MENTAL HEALTH IN THE HISPANIC COMMUNITY
BY CYNTHIA GACHUPIN
Growing up in a traditional Hispanic home, where family´s wellbeing is a priority, I was taught only one thing about mental illness: It is something that should not be shared outside of the family. There is a great amount of stigma and discrimination against mental illness within the Latino culture. Some Latinos view mental illness as a sign of weakness or have a fear of being labeled crazy. This often leads to a hesitation in seeking help.
Here is what the data tells us about mental health in the Latino population:
• Latinos have a greater risk of developing more chronic and persistent forms of depression, substance abuse and anxiety.
• In 2011, suicide attempts for high school-aged Latino girls were 70% higher than white girls of the same age group.
• According to a 2001 U.S. Surgeon General report, only 10% of Latinos with symptoms of a mental health condition contacted a mental health specialist.
• The 2012 U.S. Census found that 29% of the Hispanic population was not covered by health insurance in comparison to 10.4% of the non-Hispanic white population, making Latinos the largest racial or ethnic group to lack health insurance.
According to the U.S. Census Bureau, Hispanics will make up 30% of the population by 2050. As our population increases, the need for mental health services will grow. Without treatment certain mental health illnesses can worsen and put a person at a higher risk of more persistent or severe conditions. This is why it’s important to seek treatment as soon as possible.

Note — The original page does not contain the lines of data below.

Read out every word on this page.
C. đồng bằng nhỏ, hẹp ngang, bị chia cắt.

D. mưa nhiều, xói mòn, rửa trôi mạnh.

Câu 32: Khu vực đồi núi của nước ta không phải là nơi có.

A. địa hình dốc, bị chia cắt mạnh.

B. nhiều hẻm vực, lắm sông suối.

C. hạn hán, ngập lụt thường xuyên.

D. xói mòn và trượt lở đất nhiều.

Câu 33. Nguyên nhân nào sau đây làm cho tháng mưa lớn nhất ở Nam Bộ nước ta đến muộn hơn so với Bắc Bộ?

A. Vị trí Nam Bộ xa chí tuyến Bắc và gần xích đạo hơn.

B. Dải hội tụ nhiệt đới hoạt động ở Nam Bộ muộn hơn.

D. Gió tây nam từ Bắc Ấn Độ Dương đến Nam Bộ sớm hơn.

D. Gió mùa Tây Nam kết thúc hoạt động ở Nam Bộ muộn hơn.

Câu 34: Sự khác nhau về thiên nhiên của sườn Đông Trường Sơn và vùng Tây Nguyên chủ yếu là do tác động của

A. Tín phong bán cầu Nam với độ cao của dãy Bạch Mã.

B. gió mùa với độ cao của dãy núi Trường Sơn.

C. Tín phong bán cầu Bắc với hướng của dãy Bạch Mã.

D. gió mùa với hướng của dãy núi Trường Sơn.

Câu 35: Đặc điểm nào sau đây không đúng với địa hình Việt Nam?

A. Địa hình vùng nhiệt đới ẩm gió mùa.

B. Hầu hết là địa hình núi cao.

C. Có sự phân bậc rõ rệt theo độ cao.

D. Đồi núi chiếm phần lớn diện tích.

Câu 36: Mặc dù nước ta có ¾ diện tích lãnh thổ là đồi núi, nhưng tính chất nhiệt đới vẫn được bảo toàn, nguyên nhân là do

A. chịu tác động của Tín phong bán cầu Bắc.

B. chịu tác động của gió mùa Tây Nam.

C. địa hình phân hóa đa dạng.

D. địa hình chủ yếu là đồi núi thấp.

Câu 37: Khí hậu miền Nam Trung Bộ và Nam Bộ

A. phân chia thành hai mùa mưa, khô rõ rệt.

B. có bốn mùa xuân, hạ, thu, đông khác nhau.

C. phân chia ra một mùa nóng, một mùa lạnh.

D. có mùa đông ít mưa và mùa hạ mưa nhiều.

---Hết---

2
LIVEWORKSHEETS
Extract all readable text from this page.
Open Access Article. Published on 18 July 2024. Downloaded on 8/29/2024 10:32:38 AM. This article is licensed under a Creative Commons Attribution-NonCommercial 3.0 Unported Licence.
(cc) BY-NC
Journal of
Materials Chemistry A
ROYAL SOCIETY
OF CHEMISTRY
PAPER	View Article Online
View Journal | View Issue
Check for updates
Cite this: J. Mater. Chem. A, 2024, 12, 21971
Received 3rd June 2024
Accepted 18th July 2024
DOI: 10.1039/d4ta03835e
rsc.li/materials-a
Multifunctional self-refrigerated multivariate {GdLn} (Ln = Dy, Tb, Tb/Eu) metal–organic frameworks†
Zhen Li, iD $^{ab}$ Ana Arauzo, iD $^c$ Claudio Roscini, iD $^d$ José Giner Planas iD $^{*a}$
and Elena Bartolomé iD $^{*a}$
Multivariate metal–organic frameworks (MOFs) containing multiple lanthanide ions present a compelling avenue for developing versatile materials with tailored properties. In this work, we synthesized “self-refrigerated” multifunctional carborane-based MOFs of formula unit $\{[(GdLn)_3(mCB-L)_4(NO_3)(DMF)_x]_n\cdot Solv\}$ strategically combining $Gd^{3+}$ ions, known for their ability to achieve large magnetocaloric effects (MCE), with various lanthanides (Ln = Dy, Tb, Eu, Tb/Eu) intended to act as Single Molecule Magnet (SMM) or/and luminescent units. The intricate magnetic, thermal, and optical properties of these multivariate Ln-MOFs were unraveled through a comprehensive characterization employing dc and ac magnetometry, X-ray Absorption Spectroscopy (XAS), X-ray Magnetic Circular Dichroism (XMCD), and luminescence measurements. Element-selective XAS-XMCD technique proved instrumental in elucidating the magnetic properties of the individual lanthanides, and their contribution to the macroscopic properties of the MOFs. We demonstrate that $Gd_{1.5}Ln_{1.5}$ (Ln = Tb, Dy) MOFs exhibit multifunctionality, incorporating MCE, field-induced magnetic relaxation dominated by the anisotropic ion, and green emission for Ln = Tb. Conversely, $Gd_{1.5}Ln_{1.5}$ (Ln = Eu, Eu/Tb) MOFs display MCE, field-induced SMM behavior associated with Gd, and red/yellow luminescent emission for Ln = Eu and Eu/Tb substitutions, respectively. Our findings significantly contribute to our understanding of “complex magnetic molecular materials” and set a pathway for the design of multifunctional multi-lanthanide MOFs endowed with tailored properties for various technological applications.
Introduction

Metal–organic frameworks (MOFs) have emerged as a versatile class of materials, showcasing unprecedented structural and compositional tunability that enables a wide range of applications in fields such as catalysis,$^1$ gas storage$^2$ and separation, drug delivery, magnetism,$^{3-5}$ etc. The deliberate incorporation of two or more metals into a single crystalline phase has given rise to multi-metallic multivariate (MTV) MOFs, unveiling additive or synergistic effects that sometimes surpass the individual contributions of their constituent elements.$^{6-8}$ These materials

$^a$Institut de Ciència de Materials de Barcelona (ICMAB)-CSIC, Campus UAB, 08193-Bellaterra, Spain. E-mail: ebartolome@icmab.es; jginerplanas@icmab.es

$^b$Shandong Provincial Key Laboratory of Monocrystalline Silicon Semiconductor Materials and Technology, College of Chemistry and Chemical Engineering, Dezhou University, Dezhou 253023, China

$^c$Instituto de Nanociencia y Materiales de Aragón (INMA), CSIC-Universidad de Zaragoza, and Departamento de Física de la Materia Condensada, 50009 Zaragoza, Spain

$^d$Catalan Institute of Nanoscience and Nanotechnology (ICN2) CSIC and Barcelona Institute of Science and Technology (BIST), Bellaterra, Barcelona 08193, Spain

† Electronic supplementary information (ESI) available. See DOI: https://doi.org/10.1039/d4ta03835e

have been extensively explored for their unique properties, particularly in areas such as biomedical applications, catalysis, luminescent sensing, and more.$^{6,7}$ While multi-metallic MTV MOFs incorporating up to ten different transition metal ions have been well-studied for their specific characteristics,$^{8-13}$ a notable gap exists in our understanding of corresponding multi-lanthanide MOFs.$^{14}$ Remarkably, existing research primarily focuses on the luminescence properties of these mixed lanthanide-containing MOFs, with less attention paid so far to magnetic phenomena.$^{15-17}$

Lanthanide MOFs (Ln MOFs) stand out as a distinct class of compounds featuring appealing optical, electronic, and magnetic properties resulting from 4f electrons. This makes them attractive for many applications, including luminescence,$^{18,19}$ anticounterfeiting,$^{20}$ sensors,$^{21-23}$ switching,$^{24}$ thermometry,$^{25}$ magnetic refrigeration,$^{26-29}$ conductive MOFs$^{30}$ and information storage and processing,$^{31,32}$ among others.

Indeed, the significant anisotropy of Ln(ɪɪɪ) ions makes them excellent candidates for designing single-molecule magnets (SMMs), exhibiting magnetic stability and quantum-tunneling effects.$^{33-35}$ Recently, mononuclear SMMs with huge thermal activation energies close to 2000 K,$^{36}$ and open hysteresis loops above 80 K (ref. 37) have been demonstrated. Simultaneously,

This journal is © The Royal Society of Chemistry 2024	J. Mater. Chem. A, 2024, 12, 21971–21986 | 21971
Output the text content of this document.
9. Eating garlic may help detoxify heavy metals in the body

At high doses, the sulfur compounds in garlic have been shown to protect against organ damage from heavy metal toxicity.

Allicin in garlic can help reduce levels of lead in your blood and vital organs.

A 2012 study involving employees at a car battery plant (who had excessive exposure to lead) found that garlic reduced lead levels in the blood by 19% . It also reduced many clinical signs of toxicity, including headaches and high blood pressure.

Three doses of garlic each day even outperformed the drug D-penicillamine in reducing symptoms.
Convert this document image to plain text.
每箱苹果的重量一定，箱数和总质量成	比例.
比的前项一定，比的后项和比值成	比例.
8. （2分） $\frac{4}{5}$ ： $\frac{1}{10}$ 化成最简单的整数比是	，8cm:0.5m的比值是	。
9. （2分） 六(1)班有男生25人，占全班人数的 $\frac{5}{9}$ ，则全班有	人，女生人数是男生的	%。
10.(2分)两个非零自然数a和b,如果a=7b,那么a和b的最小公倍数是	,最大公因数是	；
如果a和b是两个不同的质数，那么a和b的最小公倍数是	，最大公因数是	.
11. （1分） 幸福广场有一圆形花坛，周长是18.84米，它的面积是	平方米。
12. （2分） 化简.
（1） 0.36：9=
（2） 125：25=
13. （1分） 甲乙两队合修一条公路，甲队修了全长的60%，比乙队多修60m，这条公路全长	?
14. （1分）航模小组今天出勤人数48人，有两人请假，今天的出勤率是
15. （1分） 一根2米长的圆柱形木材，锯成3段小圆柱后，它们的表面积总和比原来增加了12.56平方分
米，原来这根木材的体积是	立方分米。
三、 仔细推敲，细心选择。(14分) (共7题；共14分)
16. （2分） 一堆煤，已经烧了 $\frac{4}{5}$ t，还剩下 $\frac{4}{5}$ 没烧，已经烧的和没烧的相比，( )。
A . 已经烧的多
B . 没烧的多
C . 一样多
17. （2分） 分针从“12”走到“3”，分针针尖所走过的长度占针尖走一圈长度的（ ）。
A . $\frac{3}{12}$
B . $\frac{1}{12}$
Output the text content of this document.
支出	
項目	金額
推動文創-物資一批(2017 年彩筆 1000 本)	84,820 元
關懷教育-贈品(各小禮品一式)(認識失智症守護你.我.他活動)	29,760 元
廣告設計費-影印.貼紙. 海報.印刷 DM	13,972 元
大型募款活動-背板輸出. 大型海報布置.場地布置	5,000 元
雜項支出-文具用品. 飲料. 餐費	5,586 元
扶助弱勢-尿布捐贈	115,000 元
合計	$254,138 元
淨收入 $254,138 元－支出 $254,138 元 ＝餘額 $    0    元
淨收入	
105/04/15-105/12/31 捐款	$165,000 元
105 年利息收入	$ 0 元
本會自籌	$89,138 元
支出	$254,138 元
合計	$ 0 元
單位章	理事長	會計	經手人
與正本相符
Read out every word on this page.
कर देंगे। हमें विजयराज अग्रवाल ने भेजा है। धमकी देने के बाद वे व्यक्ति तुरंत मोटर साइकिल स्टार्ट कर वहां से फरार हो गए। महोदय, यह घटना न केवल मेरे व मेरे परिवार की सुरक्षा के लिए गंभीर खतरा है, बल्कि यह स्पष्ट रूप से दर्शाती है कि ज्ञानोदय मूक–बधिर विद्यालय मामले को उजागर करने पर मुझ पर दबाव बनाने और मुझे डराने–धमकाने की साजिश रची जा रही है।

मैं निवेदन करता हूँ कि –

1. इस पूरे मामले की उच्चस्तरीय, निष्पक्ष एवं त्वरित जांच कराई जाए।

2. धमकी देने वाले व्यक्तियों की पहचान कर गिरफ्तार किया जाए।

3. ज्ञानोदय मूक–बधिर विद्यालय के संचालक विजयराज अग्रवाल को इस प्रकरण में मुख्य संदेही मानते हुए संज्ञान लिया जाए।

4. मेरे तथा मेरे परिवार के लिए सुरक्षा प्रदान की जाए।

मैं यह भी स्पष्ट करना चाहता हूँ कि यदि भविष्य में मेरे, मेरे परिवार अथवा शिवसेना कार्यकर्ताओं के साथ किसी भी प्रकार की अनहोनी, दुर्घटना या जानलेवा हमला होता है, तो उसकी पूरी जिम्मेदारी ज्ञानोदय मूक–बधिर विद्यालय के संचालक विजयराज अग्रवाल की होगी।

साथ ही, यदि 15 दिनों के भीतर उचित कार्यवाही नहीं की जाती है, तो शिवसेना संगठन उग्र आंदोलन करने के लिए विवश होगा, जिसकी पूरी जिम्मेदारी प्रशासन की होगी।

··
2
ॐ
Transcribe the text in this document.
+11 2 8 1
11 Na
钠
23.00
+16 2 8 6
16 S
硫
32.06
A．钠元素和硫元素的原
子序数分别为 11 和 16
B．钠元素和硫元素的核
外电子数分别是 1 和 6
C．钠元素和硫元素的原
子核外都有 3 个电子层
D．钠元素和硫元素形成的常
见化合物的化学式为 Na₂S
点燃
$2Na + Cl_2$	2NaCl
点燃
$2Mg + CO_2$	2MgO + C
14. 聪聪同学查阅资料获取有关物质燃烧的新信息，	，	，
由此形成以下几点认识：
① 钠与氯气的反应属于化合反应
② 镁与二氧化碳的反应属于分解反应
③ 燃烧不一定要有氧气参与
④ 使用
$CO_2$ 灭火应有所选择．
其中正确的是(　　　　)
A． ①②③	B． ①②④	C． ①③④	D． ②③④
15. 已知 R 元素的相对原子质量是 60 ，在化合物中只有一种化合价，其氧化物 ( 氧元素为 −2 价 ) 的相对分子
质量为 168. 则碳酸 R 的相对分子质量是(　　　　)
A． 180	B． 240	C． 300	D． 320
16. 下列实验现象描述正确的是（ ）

NAMI Anchorage (National Alliance on Mental Illness) is currently working towards bringing a bilingual presentation to help increase mental health awareness in the Anchorage Latino community. “Compartiendo Esperanza” is a presentation during which two presenters will give an overview of mental health problems as well as treatment and recovery from the perspective of individuals who have experienced these illnesses.
Our hope is to bring resources and support to individuals and families throughout Anchorage. Destigmatizing mental health illness will encourage many in our community to seek treatment; changing people’s lives for the better.